You might be tempted to reduce the data coming in as follows:
sourcetype=email_logs (to=root OR from=msmith) | transaction userid | search to=root from=msmith
Although you are not inefficiently retrieving all the events from the given sourcetype, there are two additional problems. The first problem is fatal: you are getting only a fraction of the events needed to solve your problem. Specifically, you are only retrieving events that have a to or a from field. Using this syntax, you are missing all the other events that could make up the transaction. For example, suppose this is what the full transaction should look like:
 10/15/2012 10:11:12 userid=123 to=root  10/15/2012 10:11:13 userid=123 from=msmith  10/15/2012 10:11:14 userid=123 subject=”serious error”  10/15/2012 10:11:15 userid=123 server=mailserver  10/15/2012 10:11:16 userid=123 priority=high
The above search will not get event3, which has subject, or event4, which has server, and it will not be possible for Splunk to return the complete transaction.
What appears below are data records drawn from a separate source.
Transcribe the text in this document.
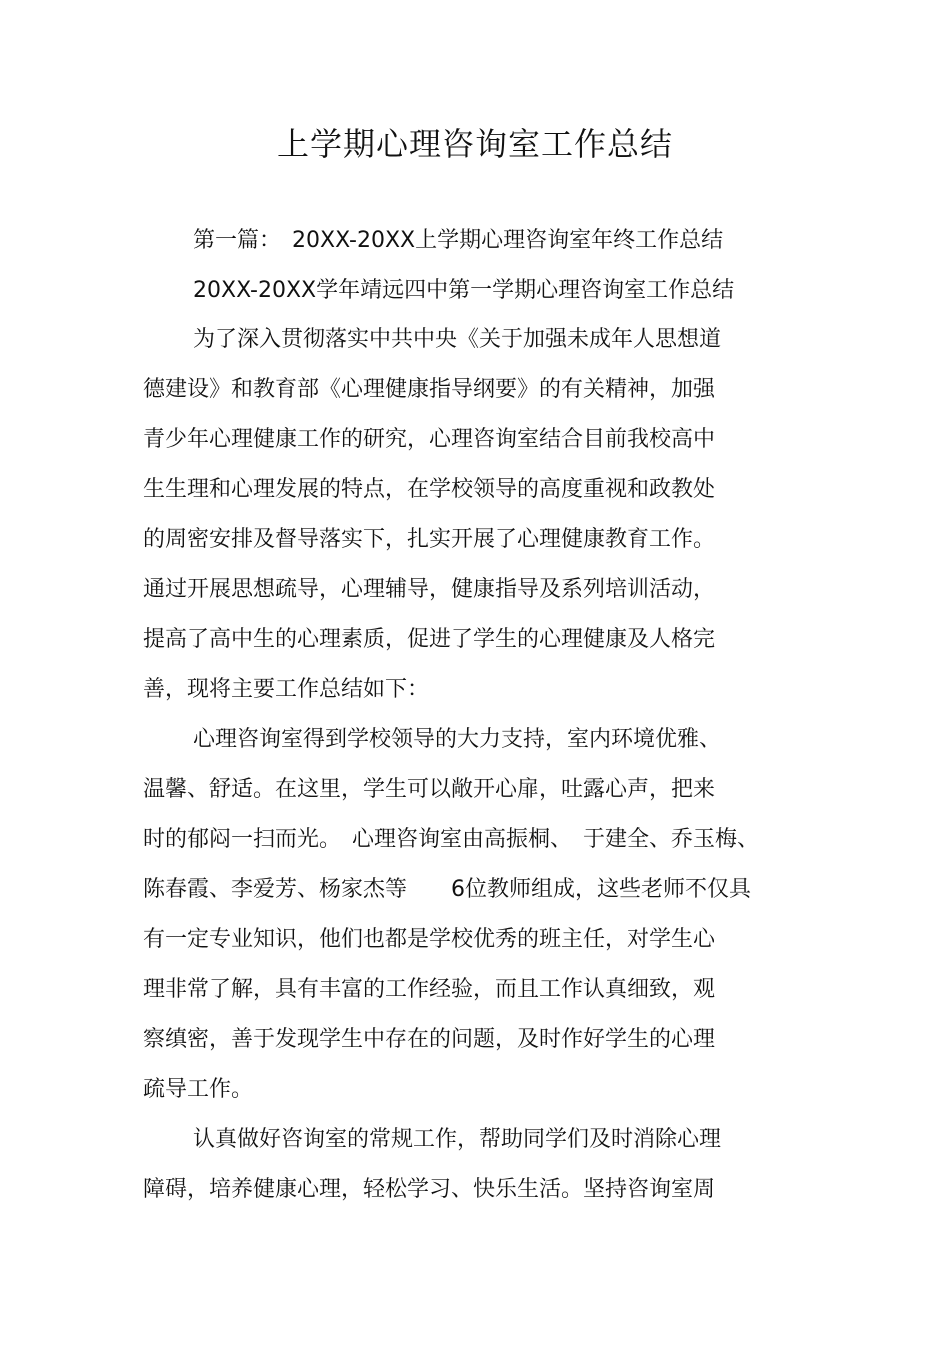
上学期心理咨询室工作总结
第一篇：　20XX-20XX上学期心理咨询室年终工作总结
20XX-20XX学年靖远四中第一学期心理咨询室工作总结
为了深入贯彻落实中共中央《关于加强未成年人思想道
德建设》和教育部《心理健康指导纲要》的有关精神，加强
青少年心理健康工作的研究，心理咨询室结合目前我校高中
生生理和心理发展的特点，在学校领导的高度重视和政教处
的周密安排及督导落实下，扎实开展了心理健康教育工作。
通过开展思想疏导，心理辅导，健康指导及系列培训活动，
提高了高中生的心理素质，促进了学生的心理健康及人格完
善，现将主要工作总结如下：
心理咨询室得到学校领导的大力支持，室内环境优雅、
温馨、舒适。在这里，学生可以敞开心扉，吐露心声，把来
时的郁闷一扫而光。　心理咨询室由高振桐、　于建全、乔玉梅、
陈春霞、李爱芳、杨家杰等　　6位教师组成，这些老师不仅具
有一定专业知识，他们也都是学校优秀的班主任，对学生心
理非常了解，具有丰富的工作经验，而且工作认真细致，观
察缜密，善于发现学生中存在的问题，及时作好学生的心理
疏导工作。
认真做好咨询室的常规工作，帮助同学们及时消除心理
障碍，培养健康心理，轻松学习、快乐生活。坚持咨询室周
The second problem with the search is that to=root might be very common and you could actually be retrieving too many events and building too many transactions.
So what is the solution? There are two methods: using subsearches and using the searchtxn command.
Your goal is to get all the userid values for events that have to=root, or from=msmith. Pick the more rare condition to get the candidate userid values as quickly as possible. Let’s assume that from=msmith is more rare:
sourcetype=email_logs from=msmith | dedup userid | fields userid
Now that you have the relevant userid values, you can search for just those events that contain these values and more efficiently build the transaction:
... | transaction userid
Finally, filter the transactions to make sure that they have to=root and from=msmith (it’s possible that a userid value is used for other to and from values):
... | search to=root AND from=msmith
Putting this all together, with the first search as a subsearch passing the userid to the outer search:
[ search sourcetype=email_logs from=msmith | dedup userid | fields userid ] | transaction userid | search to=root from=msmith
The searchtxn (“search transaction”) command does the subsearch leg-work for you. It searches for just the events needed to build a transaction. Specifically, searchtxn does transitive closure of fields needed for transaction, running the searches needed to find events for transaction, then running the transaction search, and finally filtering them to the specified constraints. If you were unifying your events by more than one field, the subsearch solution becomes tricky. searchtxn also determines which seed condition is rarer to get the fastest results. Thus, your search for email transactions with to=root and from=msmith, simply becomes:
| searchtxn email_txn to=root from=msmith
But what is email_txn in the above search? It refers to a transaction-type definition that has to be created in a Splunk config file — transactiontype.conf. In this case, transactiontype.conf might look like:
[email_txn] fields=userid search = sourcetype=email_logs
Running the searchtxn search will automatically run the search: sourcetype=email_logs from=msmith | dedup userid. The result of that search gives searchtxn the list of the userids to operate upon. It then runs another search for: sourcetype=email_logs (userid=123 OR userid=369 OR userid=576 …) | transaction name=email_txn | search to=root from=msmith
This search returns the needle-in-the-haystack transactions from the results returned by the searchtxn search.
Note: If the transaction command’s field list had more than one field, searchtxn would automatically run multiple searches to get a transitive closure of all values needed.
Explore using multiple fields with the searchtxn command. If you’re interested in getting the relevant events and don’t want searchtxn to actually build the transactions, use eventsonly=true.